The anniversary of Jenny's murder, and of the sudden funerals for Ernie Holm and Stewart Percy, passed quickly for Garp in the midst of his renewed creative energy. Then the wrestling season was again upon him; Helen had never seen him so taken up, so completely focused and relentless. He became again the determined young Garp who had made her fall in love, and she felt so drawn to him that she often cried when she was alone—without knowing why. She was alone too much; now that Garp was busy again, Helen realized she had kept herself inactive too long. She agreed to let the Steering School employ her, so that she could teach and use her mind for her own ideas again.

She also taught Ellen James to drive a car and Ellen drove twice a week to the state university, where she took a creative writing course. “This family isn't big enough for two writers, Ellen,” Garp teased her. How they all cherished the good mood he was in! And now that Helen was working again, she was much less anxious.

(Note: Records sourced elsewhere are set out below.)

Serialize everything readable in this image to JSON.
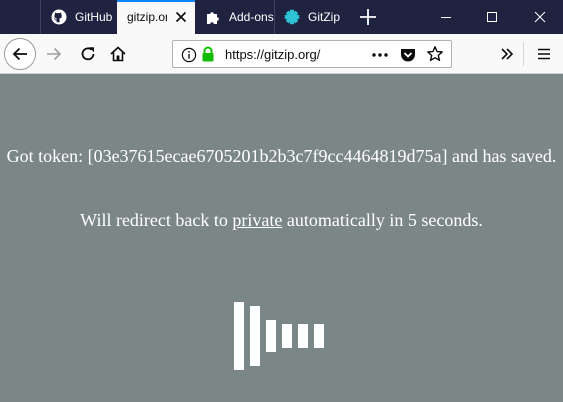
{
  "tabs": [
    {
      "label": "GitHub",
      "icon": "github-icon",
      "active": false
    },
    {
      "label": "gitzip.org",
      "icon": "none",
      "active": true
    },
    {
      "label": "Add-ons",
      "icon": "puzzle-icon",
      "active": false
    },
    {
      "label": "GitZip",
      "icon": "gitzip-icon",
      "active": false
    }
  ],
  "urlbar": {
    "url": "https://gitzip.org/"
  },
  "page": {
    "token_message": "Got token: [03e37615ecae6705201b2b3c7f9cc4464819d75a] and has saved.",
    "redirect_prefix": "Will redirect back to ",
    "redirect_link": "private",
    "redirect_suffix": " automatically in 5 seconds."
  },
  "colors": {
    "page_background": "#7b8786",
    "tab_strip": "#202340",
    "accent": "#0a84ff",
    "lock_green": "#12bc00",
    "text": "#ffffff"
  }
}
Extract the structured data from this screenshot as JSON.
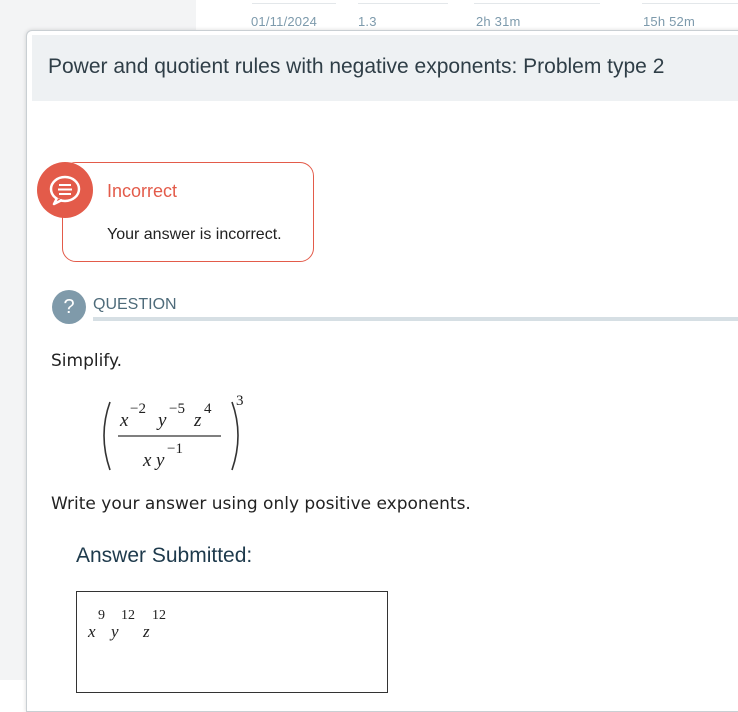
{
  "background_stats": [
    "01/11/2024",
    "1.3",
    "2h 31m",
    "15h 52m"
  ],
  "panel": {
    "title": "Power and quotient rules with negative exponents: Problem type 2"
  },
  "feedback": {
    "status": "Incorrect",
    "message": "Your answer is incorrect.",
    "color": "#e35b4a"
  },
  "question": {
    "icon_glyph": "?",
    "label": "QUESTION",
    "prompt": "Simplify.",
    "expression": {
      "numerator": [
        {
          "base": "x",
          "exp": "−2"
        },
        {
          "base": "y",
          "exp": "−5"
        },
        {
          "base": "z",
          "exp": "4"
        }
      ],
      "denominator": [
        {
          "base": "x",
          "exp": ""
        },
        {
          "base": "y",
          "exp": "−1"
        }
      ],
      "outer_exp": "3"
    },
    "instruction": "Write your answer using only positive exponents."
  },
  "answer": {
    "title": "Answer Submitted:",
    "terms": [
      {
        "base": "x",
        "exp": "9"
      },
      {
        "base": "y",
        "exp": "12"
      },
      {
        "base": "z",
        "exp": "12"
      }
    ]
  }
}
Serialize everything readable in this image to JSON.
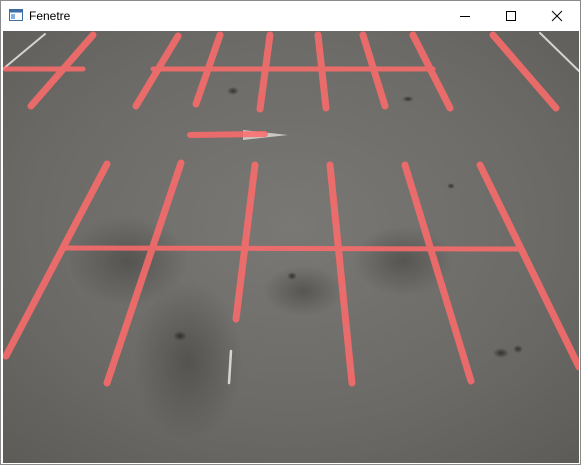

In the world according to Garp, an evening could be hilarious and the next morning could be murderous.

Later, they would often remark (Roberta, too) how good it was that Garp got to see the first edition of The Pension Grillparzer—illustrated by Duncan Garp, and out in time for Christmas—before he saw the Under Toad.

LIFE AFTER GARP

HE loved epilogues, as he showed us in “The Pension Grillparzer.”

“An epilogue,” Garp wrote, “is more than a body count. An epilogue, in the disguise of wrapping up the past, is really a way of warning us about the future.”

That February day, Helen heard him telling jokes to Ellen James and Duncan at breakfast; he certainly sounded as if he felt good about the future. Helen gave little Jenny Garp a bath, and powdered her and oiled her scalp and clipped her tiny fingernails and zipped her into a yellow playsuit that Walt once wore. Helen could smell the coffee Garp had made, and she could hear Garp hurrying Duncan off to school.

“Not that hat, Duncan, for Christ's sake,” Garp said. “That hat couldn't keep a bird warm. It's twelve below.”

“It's twelve above, Dad,” Duncan said.

“That's academic,” Garp said. “It's very cold, that's what it is.” Ellen James must have come in through the garage door then, and written out a note, because Helen heard Garp say that he'd help her in a minute; obviously, Ellen couldn't start the car.

Then it was quiet in the great house for a while; as if from far away, Helen heard only the squeak of boots in the snow and the slow cranking of the car's cold engine. “Have a good day!” she heard Garp call to Duncan, who must have been walking down the long driveway—off to school.

“Yup!” Duncan called. “You, too!”

The car started; Ellen James would be driving off to the university. “Drive carefully!” Garp called after her.

Helen had her coffee alone. Occasionally, the inarticulateness with which baby Jenny talked to herself reminded Helen of the Ellen Jamesians—or of Ellen, when she was upset—but not this morning. The baby was playing quietly with some plastic things. Helen could hear Garp's typewriter—that was all.

He wrote for three hours. The typewriter would burst for three or four pages, then be silent for such a long time that Helen imagined Garp had stopped breathing; then, when she had forgotten about it and was lost in her reading, or in some task with Jenny, the typewriter would burst out again.

At eleven-thirty in the morning Helen heard him call Roberta Muldoon. Garp wanted a squash game before wrestling practice, if Roberta could get away from her “girls,” as Garp called the Fields Foundation fellows.